In his order issued Thursday, Curley pointed out that Shadowood Regal Cinemas reopened temporarily from September until early October. Curley also pointed to testimony by Regal Cinemas Vice President and Senior U.S. counsel, Warren Sanger, at a March 24 hearing in which he explained the decision to close all Regal Cinemas.

“Mr.
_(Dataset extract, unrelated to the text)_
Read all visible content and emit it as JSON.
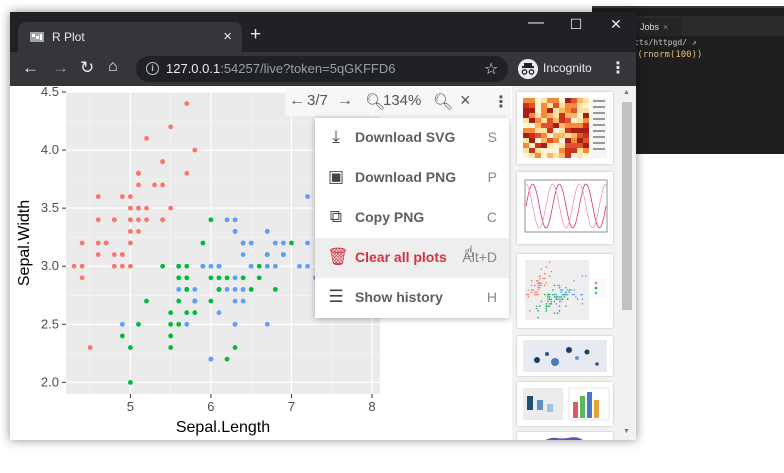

Sanger testified that part of the reason that Regal Cinemas closed all of its movie theaters nationwide, including in Florida, was to save money because New York and Los Angeles would not allow Regal to reopen in full in September 2020,” Curley said in his order.

Berger also said Sanger’s testimony was key to the case. “We are grateful that the court understood that the lack of first-run movies was not the exclusive reason that Regal did not pay rent,” he said.

Movie theaters nationwide have been struggling during the pandemic, which arrived on the heels of already dwindling patronage.

The Shadowood case is one of many landlord-tenant rent disputes that have ensued over the past year. In one of the bigger South Florida cases, Bal Harbour Shops sued to evict Saks Fifth Avenue for allegedly failing to pay more than $1.8 million in rent.